Оказалось, что разведотделение, с которым Влада ходила за линию фронта, было почти в полном составе взято в плен. Почти всех расстреляли, а Владе, которая, как выяснилось, знает немецкий, предложили выбор – или стенка, или работа по специальности: «Слишком уж много русских пленных, фройляйн, нам нужно как-то их содержать, отдавать приказы, доносить распоряжения.
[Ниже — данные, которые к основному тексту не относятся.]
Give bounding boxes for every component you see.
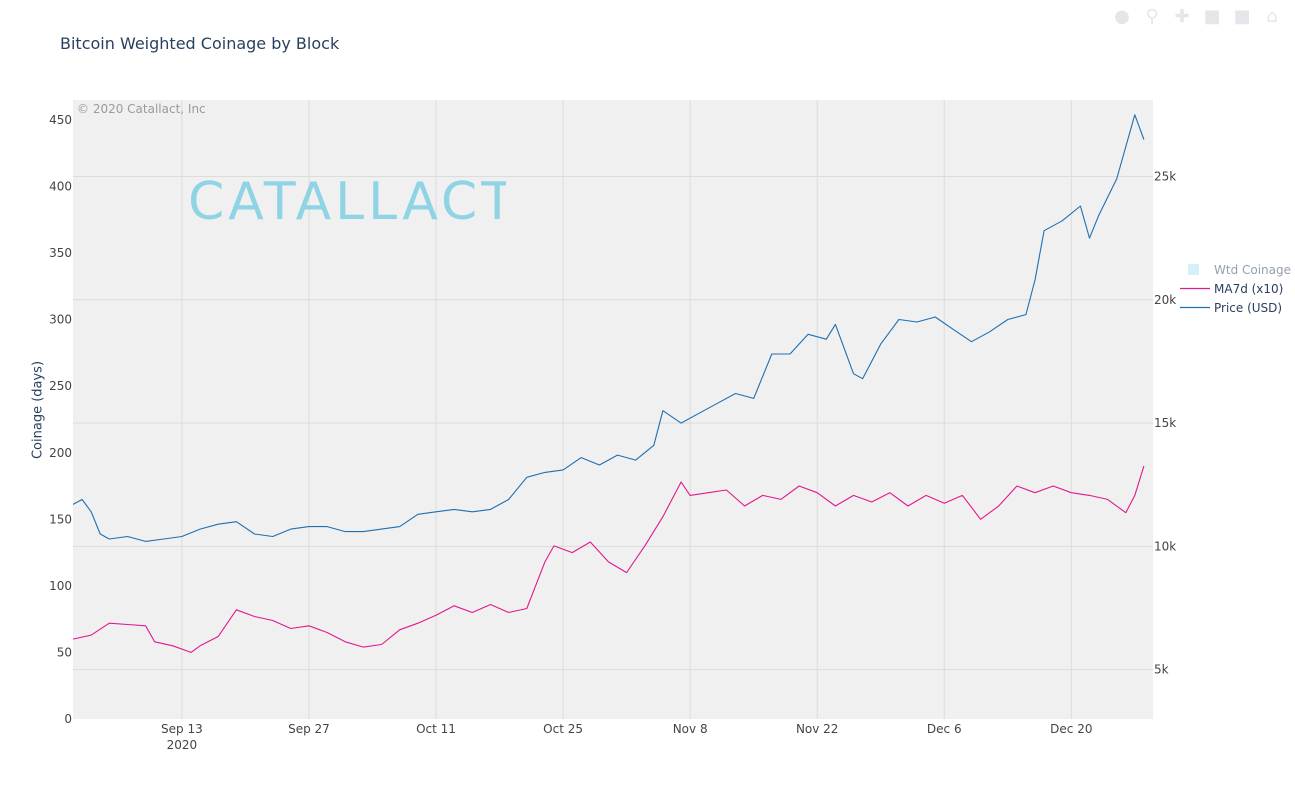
zoom-in-icon[interactable]: ■ — [1203, 6, 1221, 27]
y-axis-right-ticks: 5k 10k 15k 20k 25k — [1154, 169, 1176, 676]
legend-item-ma7d[interactable]: MA7d (x10) — [1178, 279, 1291, 298]
legend-swatch-wtd — [1188, 264, 1199, 275]
y-axis-title: Coinage (days) — [30, 360, 46, 460]
pan-icon[interactable]: ✚ — [1174, 6, 1190, 27]
y-tick-label: 150 — [49, 512, 72, 526]
zoom-out-icon[interactable]: ■ — [1233, 6, 1251, 27]
y2-tick-label: 5k — [1154, 663, 1169, 677]
y2-tick-label: 15k — [1154, 416, 1176, 430]
legend-item-wtd-coinage[interactable]: Wtd Coinage — [1178, 260, 1291, 279]
x-axis-ticks: Sep 13 2020 Sep 27 Oct 11 Oct 25 Nov 8 Nov 22 D… — [161, 722, 1092, 752]
y-tick-label: 50 — [57, 645, 72, 659]
y-tick-label: 450 — [49, 113, 72, 127]
y-tick-label: 100 — [49, 579, 72, 593]
legend-label-price: Price (USD) — [1214, 300, 1283, 315]
legend-label-wtd: Wtd Coinage — [1214, 262, 1292, 277]
svg-text:CATALLACT: CATALLACT — [188, 172, 506, 232]
x-tick-label: Oct 25 — [543, 722, 583, 736]
x-tick-label: Oct 11 — [416, 722, 456, 736]
modebar: ● ⚲ ✚ ■ ■ ⌂ — [1111, 6, 1283, 28]
x-tick-label: Sep 27 — [288, 722, 330, 736]
zoom-icon[interactable]: ⚲ — [1145, 6, 1159, 27]
x-tick-label: Sep 13 — [161, 722, 203, 736]
y-tick-label: 300 — [49, 313, 72, 327]
x-tick-label: Nov 22 — [796, 722, 839, 736]
camera-icon[interactable]: ● — [1114, 6, 1130, 27]
x-tick-label: Nov 8 — [673, 722, 708, 736]
y-tick-label: 400 — [49, 180, 72, 194]
series-line-ma7d-x10[interactable] — [72, 465, 1145, 653]
legend-label-ma7d: MA7d (x10) — [1214, 281, 1284, 296]
legend-swatch-ma7d — [1180, 287, 1210, 290]
x-tick-label: Dec 6 — [927, 722, 962, 736]
series-line-price-usd[interactable] — [72, 114, 1145, 542]
y-tick-label: 250 — [49, 379, 72, 393]
catallact-logo: CATALLACT — [188, 172, 506, 232]
legend-item-price[interactable]: Price (USD) — [1178, 298, 1291, 317]
gridlines — [73, 100, 1153, 719]
y-tick-label: 350 — [49, 246, 72, 260]
legend: Wtd Coinage MA7d (x10) Price (USD) — [1178, 260, 1291, 317]
y-tick-label: 0 — [64, 712, 72, 726]
x-tick-label: Dec 20 — [1050, 722, 1092, 736]
y2-tick-label: 10k — [1154, 539, 1176, 553]
y2-tick-label: 25k — [1154, 169, 1176, 183]
copyright-watermark: © 2020 Catallact, Inc — [77, 102, 206, 116]
series-layer — [72, 114, 1145, 653]
reset-icon[interactable]: ⌂ — [1266, 6, 1278, 27]
x-tick-sublabel: 2020 — [167, 738, 198, 752]
y-axis-left-ticks: 0 50 100 150 200 250 300 350 400 450 — [49, 113, 72, 726]
y-tick-label: 200 — [49, 446, 72, 460]
chart-title: Bitcoin Weighted Coinage by Block — [60, 34, 340, 53]
y2-tick-label: 20k — [1154, 293, 1176, 307]
legend-swatch-price — [1180, 306, 1210, 309]
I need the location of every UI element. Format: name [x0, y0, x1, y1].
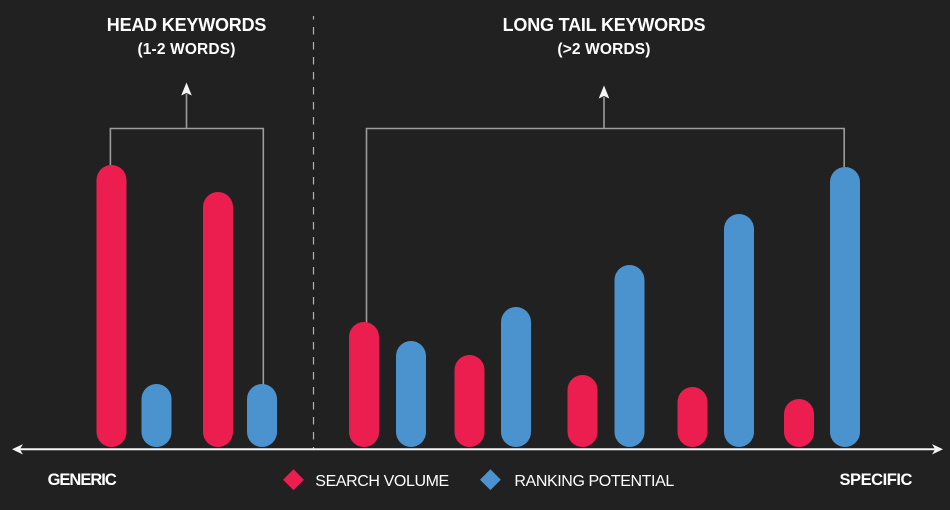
- svg-text:RANKING POTENTIAL: RANKING POTENTIAL: [514, 473, 674, 490]
- svg-text:SPECIFIC: SPECIFIC: [840, 471, 913, 489]
- svg-text:GENERIC: GENERIC: [48, 471, 117, 489]
- svg-text:LONG TAIL KEYWORDS: LONG TAIL KEYWORDS: [503, 15, 706, 35]
- svg-text:SEARCH VOLUME: SEARCH VOLUME: [315, 473, 449, 490]
- svg-text:(>2 WORDS): (>2 WORDS): [557, 41, 650, 58]
- svg-text:HEAD KEYWORDS: HEAD KEYWORDS: [107, 15, 267, 35]
- svg-text:(1-2 WORDS): (1-2 WORDS): [137, 41, 235, 58]
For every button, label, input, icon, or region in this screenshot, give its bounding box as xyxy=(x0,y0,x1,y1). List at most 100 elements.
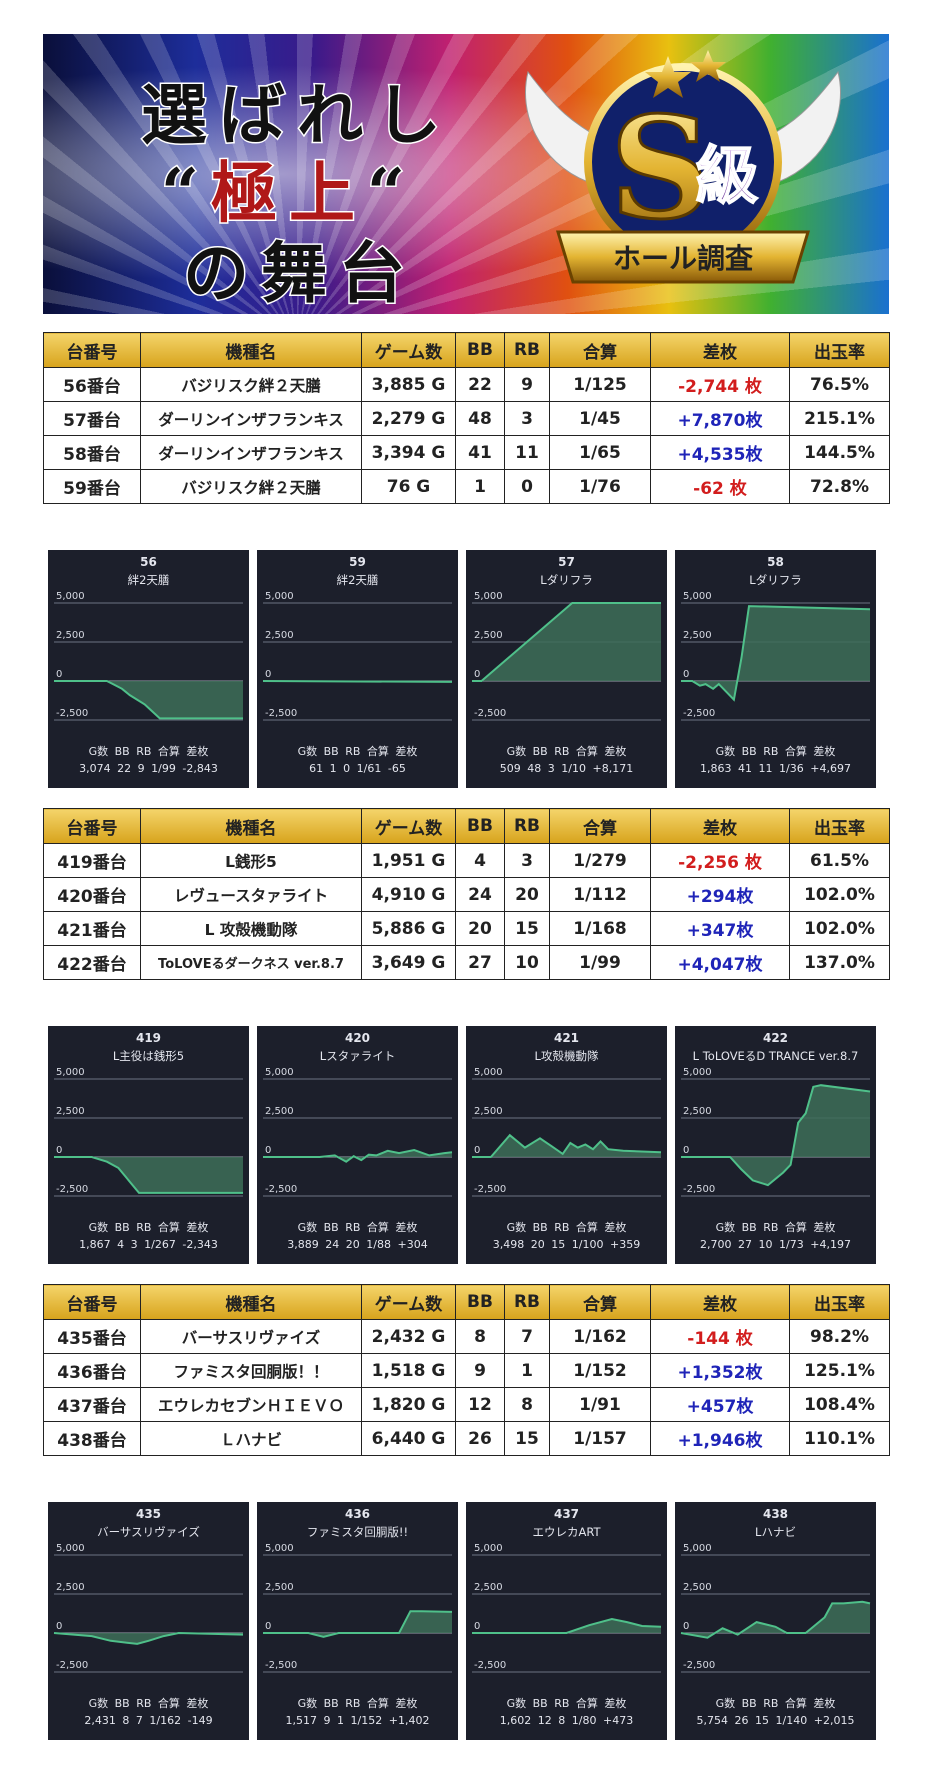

Естественно, вы пока остаетесь военнопленной, а там посмотрим...»

– И знаешь, я почему-то не виню ее, что она согласилась... Конечно, после работы переводчицей у немцев попасть в РОА – дело плевое, и я опять же не могу ставить ей в упрек, что она вступила в армию Власова... – он вдруг поднял пустые глаза. – Но вот почему на ней была форма капитана РОА?..

Вновь повисло долгое, тяжелое молчание.

Кум утер рукавом глаза – наверное, соринка попала – и налил еще. Себе стакан, Спартаку треть. Выпили не чокаясь.

– А знаешь, – усмехнулся одними уголками губ Комсомолец, – один ты у меня остался. Да Марсель. Хорошая компания подобралась – враг народа, вор и опер.

Спартак кивнул. Марсель тоже был один – хотя своих, блатных, и полно, но ведь никого по-настоящему своего. «А у меня есть Беата. И наш ребенок, – подумал он. И вдруг понял с ослепительной ясностью: – Я должен быть с ними. Со своей семьей».